Most Americans know that the Marquis de Lafayette and thousands of other Frenchmen helped us secure our independence. (Library of Congress)

Earlier this week Jared Kushner’s father-in-law was in Paris to take part in France’s annual celebration of Bastille Day as guest of President Emmanuel Macron. While holding a joint press conference with Macron, the prolific tweeter who lost the popular vote last November proved that he does not need to be in the United States to embarrass the United States. He remarked that “France is America’s first and oldest ally. A lot of people don’t know that.” He went on to add that “France helped us secure our independence, a lot of people forget.”

One can’t help but suspect that You-Know-Who was unaware of this fact until quite recently, and that, consumed as he is by his own solipsism, he naturally assumed that others must be unaware of the fact as well. In fact, the vital role played by France in securing America’s independence from Great Britain is well known. (Whether that will still be the case after Betsy DeVos takes a chainsaw to America’s education system is another matter entirely…)

Unfortunately (but not surprisingly) this is hardly the first time You-Know-Who has demonstrated a staggering lack of basic historic awareness.

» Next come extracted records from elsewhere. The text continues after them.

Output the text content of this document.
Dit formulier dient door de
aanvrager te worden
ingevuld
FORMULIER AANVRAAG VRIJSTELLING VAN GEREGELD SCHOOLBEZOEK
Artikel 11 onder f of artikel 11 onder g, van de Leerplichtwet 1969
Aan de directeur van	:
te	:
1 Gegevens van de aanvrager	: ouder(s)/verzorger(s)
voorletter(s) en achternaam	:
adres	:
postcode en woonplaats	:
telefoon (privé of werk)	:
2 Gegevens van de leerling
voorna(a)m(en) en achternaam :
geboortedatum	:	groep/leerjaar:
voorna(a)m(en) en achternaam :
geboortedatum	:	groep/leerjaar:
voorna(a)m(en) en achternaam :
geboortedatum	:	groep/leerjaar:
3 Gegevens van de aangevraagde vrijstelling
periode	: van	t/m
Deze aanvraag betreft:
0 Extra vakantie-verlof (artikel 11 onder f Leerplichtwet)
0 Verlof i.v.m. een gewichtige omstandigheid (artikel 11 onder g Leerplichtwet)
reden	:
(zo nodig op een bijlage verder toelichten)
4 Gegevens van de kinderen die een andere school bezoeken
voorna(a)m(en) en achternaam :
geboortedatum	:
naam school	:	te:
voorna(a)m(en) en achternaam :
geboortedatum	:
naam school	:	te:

Here are a few other examples.

An alleged billionaire on Frederick Douglass:

“Frederick Douglass is an example of somebody who’s done an amazing job and is getting recognized more and more, I notice.”

Frederick Douglass is dead. He has been dead for well over a century. And he was already famous when he was alive. 

A man with small hands on Abraham Lincoln:

“Great President. Most people don’t even know he was a Republican, right? Does anyone know? Lot of people don’t know that.”

Most people know that…

A man who makes George W. Bush seem articulate on John Lewis:

All talk, talk, talk – no action or results. Sad!

John Lewis

John Lewis is all action. He is basically a non-violent action hero.

[I’m running out of these…] on Andrew Jackson and the Civil War:

“I mean had Andrew Jackson been a little later you wouldn’t have had the Civil War. He was a very tough person, but he had a big heart. He was really angry that saw what was happening with regard to the Civil War, he said ‘There’s no reason for this.’ People don’t realize, you know, the Civil War, if you think about it, why? People don’t ask that question, but why was there the Civil War? Why could that one not have been worked out?”

Dear God. That is a masterpiece of wrong. It sounds like the inane ramblings of a stoned undergraduate who forgot to do the reading.

I could keep going. However, as easy (and enjoyable) as it is to mock You-Know-Who’s profound ignorance, this is actually deeply troubling. For a person cannot possibly understand the world in which we live without making the effort to understand how that world came to be. 

More than two thousand years ago Cicero said that “To be ignorant of what occurred before you were born is to remain forever a child.” 

The president of the United States of America is a child.